The UN High Commissioner for Human Rights, Michelle Bachelet, urged states to dismantle law enforcement’s systematic racism against African peoples on Monday in a report entitled “Promotion and protection of the human rights and fundamental freedoms of Africans and of people of African descent against excessive use of force and other human rights violations by law enforcement officers.”

Bachelet’s report casts “a spotlight on the litany of violations of economic, social, cultural, civil and political rights suffered by people of African descent – on a daily basis and across different States and jurisdictions.” In preparing the report, Bachelet’s office consulted with states, individuals of African descent and experts.

The report identified strong similarities between 190 law enforcement officer-perpetrated deaths across the world. George Floyd and Breonna Taylor‘s deaths were particularly scrutinized. These deaths occurred mainly in low-level policing such as traffic stops, police responses to mental health crises and policing in the war on drugs. For violating African peoples’ human rights and committing crimes against them, the report found law enforcement officers were seldom held accountable for reasons including a “presumption of guilt against people of African descent.”

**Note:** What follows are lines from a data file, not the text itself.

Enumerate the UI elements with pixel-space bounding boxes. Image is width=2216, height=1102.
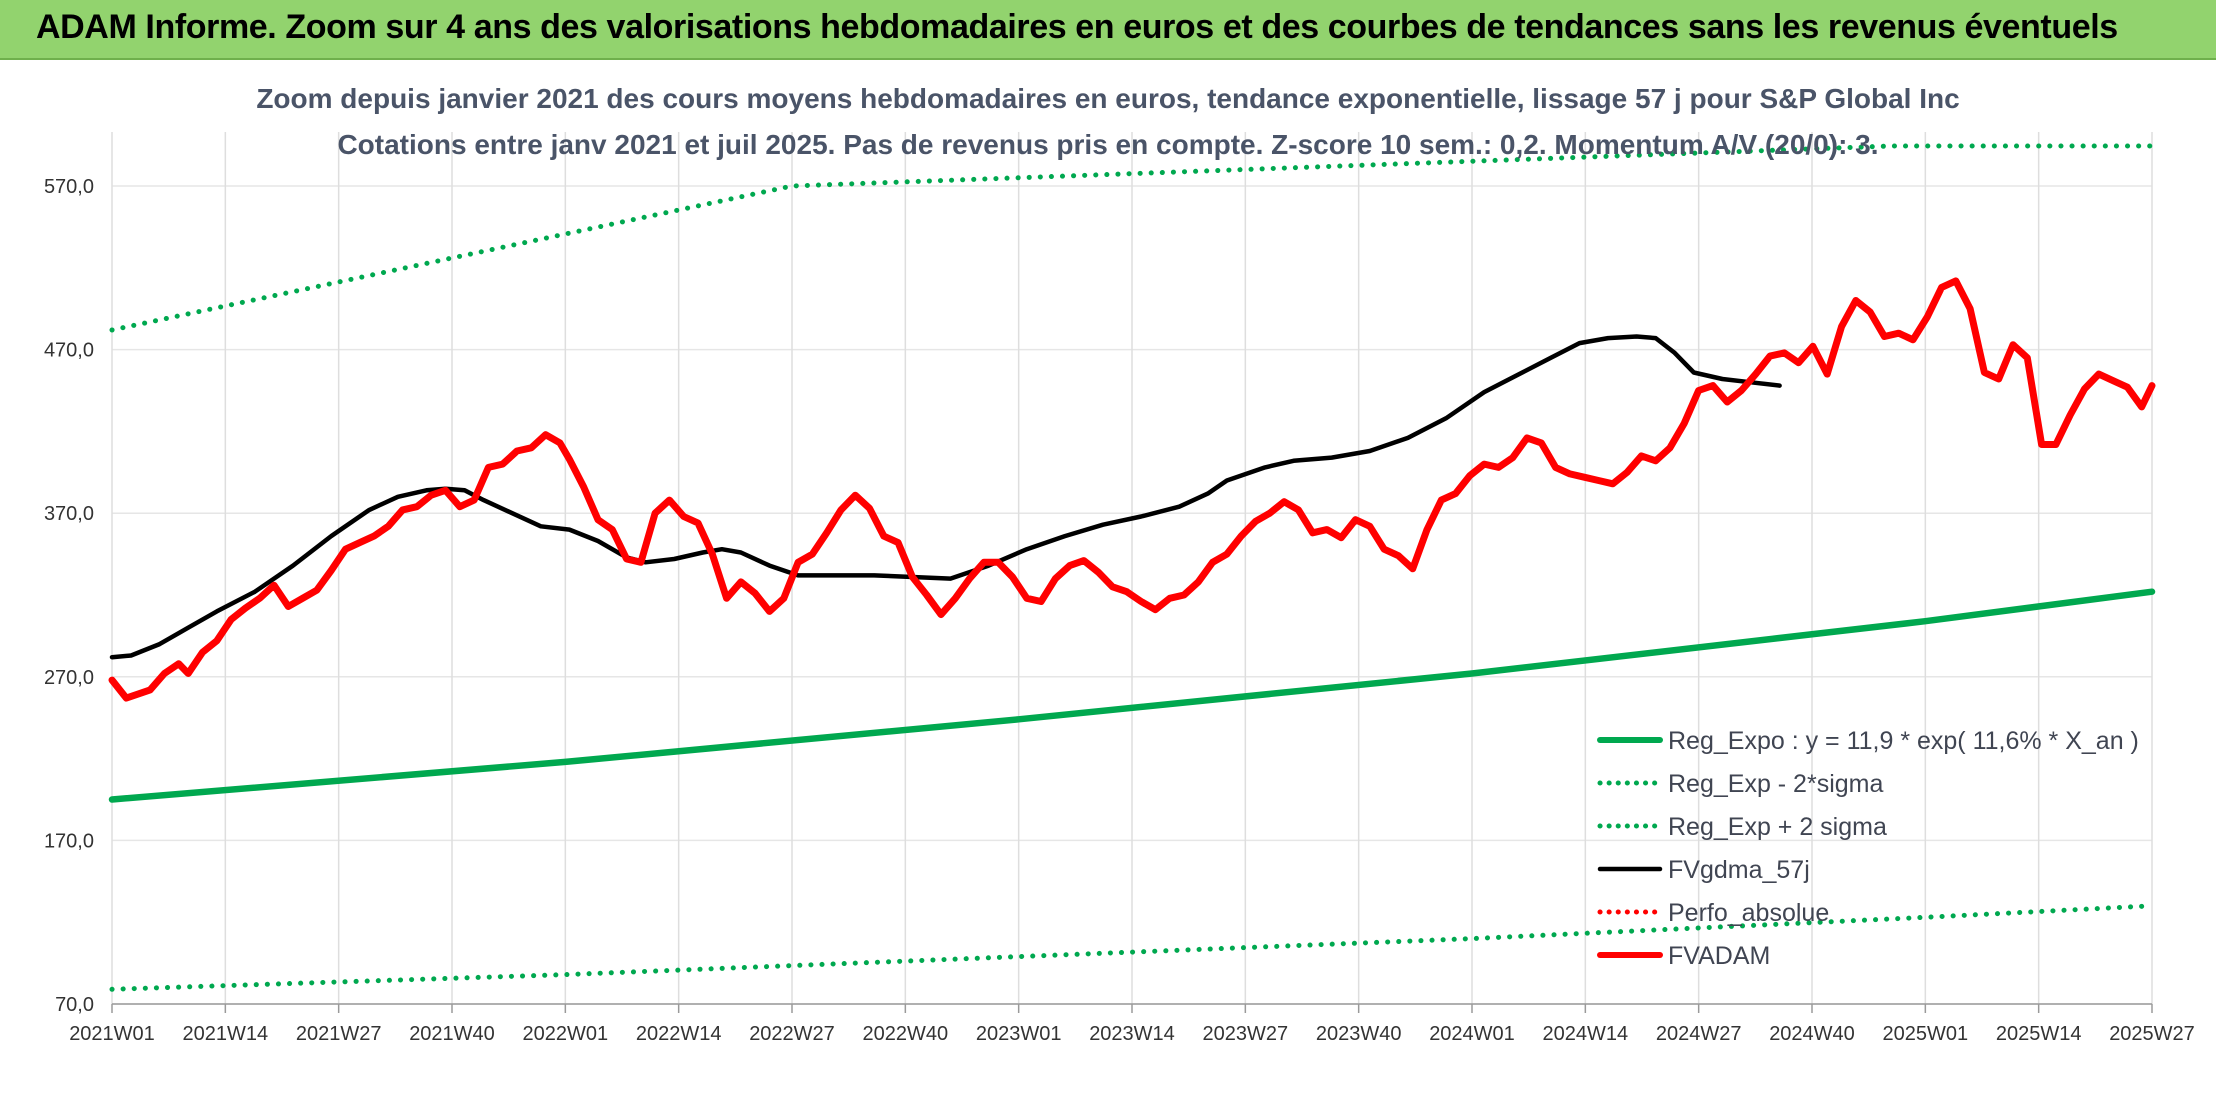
chart-subtitle: Cotations entre janv 2021 et juil 2025. … — [337, 129, 1878, 160]
x-tick-label: 2022W01 — [523, 1023, 609, 1045]
y-tick-label: 270,0 — [44, 667, 94, 689]
x-tick-label: 2022W27 — [749, 1023, 835, 1045]
legend: Reg_Expo : y = 11,9 * exp( 11,6% * X_an … — [1597, 727, 2139, 970]
y-tick-label: 70,0 — [55, 994, 94, 1016]
axes: 70,0 170,0 270,0 370,0 470,0 570,0 2021W01 2021… — [44, 176, 2195, 1045]
y-tick-label: 370,0 — [44, 503, 94, 525]
legend-label: Reg_Expo : y = 11,9 * exp( 11,6% * X_an … — [1668, 727, 2139, 755]
x-tick-label: 2021W01 — [69, 1023, 155, 1045]
x-tick-label: 2022W40 — [863, 1023, 949, 1045]
series-line-2 — [109, 143, 2155, 333]
legend-label: FVADAM — [1668, 942, 1770, 970]
y-tick-label: 470,0 — [44, 340, 94, 362]
legend-label: Perfo_absolue — [1668, 899, 1829, 927]
x-tick-label: 2022W14 — [636, 1023, 722, 1045]
series-line-3 — [109, 334, 1782, 660]
x-tick-label: 2023W01 — [976, 1023, 1062, 1045]
series-line-0 — [108, 588, 2156, 803]
legend-label: FVgdma_57j — [1668, 856, 1810, 884]
series-line-5 — [108, 277, 2156, 702]
x-tick-label: 2023W40 — [1316, 1023, 1402, 1045]
x-tick-label: 2023W27 — [1203, 1023, 1289, 1045]
x-tick-label: 2021W27 — [296, 1023, 382, 1045]
legend-label: Reg_Exp + 2 sigma — [1668, 813, 1887, 841]
series-layer — [108, 143, 2156, 992]
x-tick-label: 2024W27 — [1656, 1023, 1742, 1045]
x-tick-label: 2024W40 — [1769, 1023, 1855, 1045]
grid — [111, 132, 2153, 1005]
line-chart: 70,0 170,0 270,0 370,0 470,0 570,0 2021W01 2021… — [0, 60, 2216, 1102]
report-banner: ADAM Informe. Zoom sur 4 ans des valoris… — [0, 0, 2216, 60]
x-tick-label: 2023W14 — [1089, 1023, 1175, 1045]
x-tick-label: 2024W01 — [1429, 1023, 1515, 1045]
x-tick-label: 2025W27 — [2109, 1023, 2195, 1045]
x-tick-label: 2024W14 — [1543, 1023, 1629, 1045]
y-tick-label: 170,0 — [44, 830, 94, 852]
x-tick-label: 2021W40 — [409, 1023, 495, 1045]
x-tick-label: 2025W01 — [1883, 1023, 1969, 1045]
x-tick-label: 2021W14 — [183, 1023, 269, 1045]
y-tick-label: 570,0 — [44, 176, 94, 198]
series-line-1 — [109, 903, 2155, 992]
legend-label: Reg_Exp - 2*sigma — [1668, 770, 1883, 798]
x-tick-label: 2025W14 — [1996, 1023, 2082, 1045]
report-title: ADAM Informe. Zoom sur 4 ans des valoris… — [36, 8, 2118, 46]
chart-title: Zoom depuis janvier 2021 des cours moyen… — [256, 83, 1959, 114]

The report recommended Black Lives Matter groups be given funding as this movement is empowering African peoples to claim their human rights. This recommendation speaks to the systematic racism because it is inherent in having human rights such as those provided for in the Universal Declaration of Human Rights that the onus is not on individuals to fight for their human rights. Those rights just exist.

Bachelet commented:

Systemic racism needs a systemic response. There needs to be a comprehensive rather than a piecemeal approach to dismantling systems entrenched in centuries of discrimination and violence. We need a transformative approach that tackles the interconnected areas that drive racism, and lead to repeated, wholly avoidable, tragedies like the death of George Floyd. I am calling on all States to stop denying, and start dismantling, racism; to end impunity and build trust; to listen to the voices of people of African descent; and to confront past legacies and deliver redress.

Other recommendations included that states adopt government-wide reforms and that the UN Human Rights Council “either establish a specific, time-bound mechanism, or strengthen an existing mechanism to advance racial justice and equality in the context of law enforcement in all parts of the world.”